Yes, existing common is very suppressed due to questionable if not completely illegal actions by FHFA and Treasury. If (and that's a big if) rectified, the common value will not be where it is today.



It could be lower! It all depends on how Treasury resolves the seniors.

Stated value of juniors, so not even a slight haircut eh? Sounds like wishful thinking.



The bigger the haircut that the juniors take, the less they will leave behind for the existing common. That "wishful thinking" is actually good for you and is something you should be hoping for yourself.

Yah, how can I forget - you keep bringing it up as if it means the future is set in stone. I recall lots of things that almost happened. Like when I almost won the lottery.

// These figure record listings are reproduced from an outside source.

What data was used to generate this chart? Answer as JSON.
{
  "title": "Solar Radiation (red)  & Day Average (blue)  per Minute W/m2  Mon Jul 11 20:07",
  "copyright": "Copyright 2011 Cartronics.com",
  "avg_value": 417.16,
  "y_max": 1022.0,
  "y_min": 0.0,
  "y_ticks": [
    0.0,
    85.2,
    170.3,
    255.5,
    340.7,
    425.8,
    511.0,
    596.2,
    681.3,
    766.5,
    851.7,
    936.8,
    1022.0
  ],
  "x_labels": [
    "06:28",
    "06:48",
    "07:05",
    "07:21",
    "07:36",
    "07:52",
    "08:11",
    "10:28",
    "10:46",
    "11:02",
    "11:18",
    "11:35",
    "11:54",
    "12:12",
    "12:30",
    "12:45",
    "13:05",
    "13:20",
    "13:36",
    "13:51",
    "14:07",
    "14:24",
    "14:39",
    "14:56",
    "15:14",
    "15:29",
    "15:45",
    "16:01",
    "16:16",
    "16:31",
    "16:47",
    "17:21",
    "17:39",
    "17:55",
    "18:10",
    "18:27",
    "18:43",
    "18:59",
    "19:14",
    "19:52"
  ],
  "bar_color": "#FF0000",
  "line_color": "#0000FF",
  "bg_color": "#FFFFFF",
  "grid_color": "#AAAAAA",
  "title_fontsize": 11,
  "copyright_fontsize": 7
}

More false equivalence fallacy. A senior and junior-to-common conversion almost happening is nothing like the lottery. It shows the mindset of the DOJ (that they view Treasury writing off the seniors as illegal) and is direct evidence that informs future expectations.

And yet you seem to think that Treasury is more likely to do something they think is illegal (writing off the seniors) than something they think isn't (the conversion). I really don't get it.

Where does the $100B come from? That's a large offering.



It comes from investors who are looking to make a return. Saudi Aramco recently looked to do a $50B share offering, after actually doing one worth $30B a few years ago. Petrobras successfully raised $70B. Both of those companies are in countries where the rule of law is quite a bit weaker than it is in the US. If FnF want to raise $100B and are assured that they will exit conservatorship upon completion of the deal, finding the money will be easy.

In the meantime Treasury owns a majority stake? Taxpayers on the hook? Explicit guarantee?



1) Treasury's 92% stake in AIG wasn't a problem. They signed an agreement to vote their shares in proportion to all other shareholders' votes, effectively eliminating their voting power.
2) As long as the funding commitment in the SPSPAs exist taxpayers will be on a (limited) hook anyway.
3) An explicit guarantee can only happen if Congress passes a bill including it.

Those are not slam dunk selling points.



If those things are viewed as negatives by outside investors, all that will serve to do is lower the per-share price of the SPO, and thus what the existing commons are worth at that time.